3. David’s Confession


When it was all over, David confessed his confidence.


  • “Our help is in the name of the Lord who made heaven and earth.”  The place of David’s confidence is where our must be as well. Our confidence is not in politicians. Nor in the power of organizations. Nor in the influence of Christian leaders. It is in name of the Lord.
  • The name of the Lord stands for the Lord and all that he is - all that he has declared and revealed himself to be. He is the Lord who made the heavens and earth. By the word of his power he brought into existence all things that exist. In Genesis 1 Moses points to and describes the creation of first one thing and then of another. The pagans claimed that their gods had created this or that. But Moses says, “Look at whatever you want in all of creation, and it is Israel’s God, the Lord, who made all things. There is no other Creator.
  • The writer of Hebrews assures us:
For He (the Lord) hath said, “I will never leave thee, nor forsake thee”;  so that we may boldly say, “The Lord is my helper, and I will not fear what man shall do unto me” Hebrew 13:5,6).
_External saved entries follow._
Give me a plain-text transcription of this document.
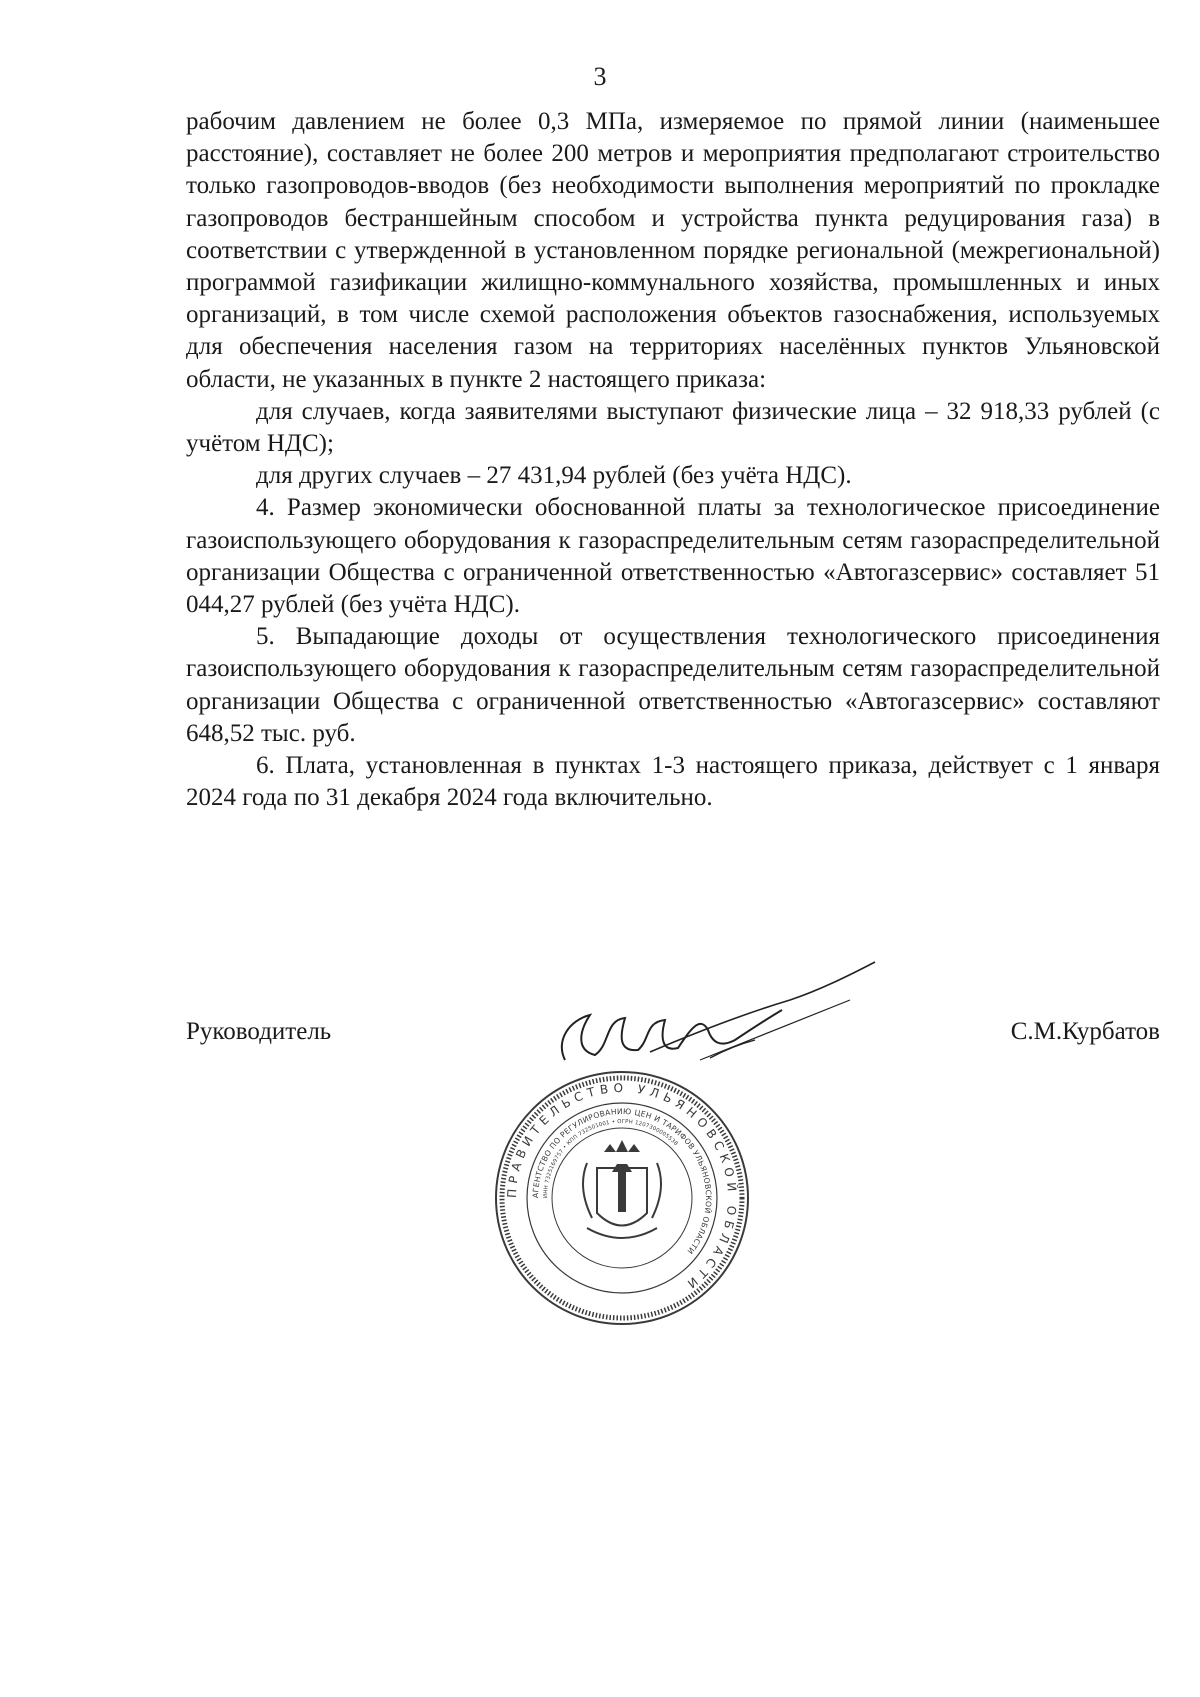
3

рабочим давлением не более 0,3 МПа, измеряемое по прямой линии (наименьшее расстояние), составляет не более 200 метров и мероприятия предполагают строительство только газопроводов-вводов (без необходимости выполнения мероприятий по прокладке газопроводов бестраншейным способом и устройства пункта редуцирования газа) в соответствии с утвержденной в установленном порядке региональной (межрегиональной) программой газификации жилищно-коммунального хозяйства, промышленных и иных организаций, в том числе схемой расположения объектов газоснабжения, используемых для обеспечения населения газом на территориях населённых пунктов Ульяновской области, не указанных в пункте 2 настоящего приказа:

для случаев, когда заявителями выступают физические лица – 32 918,33 рублей (с учётом НДС);

для других случаев – 27 431,94 рублей (без учёта НДС).

4. Размер экономически обоснованной платы за технологическое присоединение газоиспользующего оборудования к газораспределительным сетям газораспределительной организации Общества с ограниченной ответственностью «Автогазсервис» составляет 51 044,27 рублей (без учёта НДС).

5. Выпадающие доходы от осуществления технологического присоединения газоиспользующего оборудования к газораспределительным сетям газораспределительной организации Общества с ограниченной ответственностью «Автогазсервис» составляют 648,52 тыс. руб.

6. Плата, установленная в пунктах 1-3 настоящего приказа, действует с 1 января 2024 года по 31 декабря 2024 года включительно.

Руководитель	С.М.Курбатов
ПРАВИТЕЛЬСТВО УЛЬЯНОВСКОЙ ОБЛАСТИ
АГЕНТСТВО ПО РЕГУЛИРОВАНИЮ ЦЕН И ТАРИФОВ УЛЬЯНОВСКОЙ ОБЛАСТИ
ИНН 7325169757 • КПП 732501001 • ОГРН 1207300005538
When we come to the Lord’s Table, we confess, “If the Lord had not been on our side...Our help is in the name of the Lord.
  • Our sins would have condemned us. We could not atone for our sins. We could not remove their guilt. We could not by willpower free ourselves from their power.
  • But God intervened in Christ. At what seemed the hour of his total defeat, God was at work in all his power to deliver us from the condemning power of sin.
  • We take the bread into our hands; we take the cup to our lips, and we confess, “If the Lord had not been on our side, we would have been destroyed. But he was with us, and saved us. Our help is in the Lord, the Creator of all things, and his power, now and always.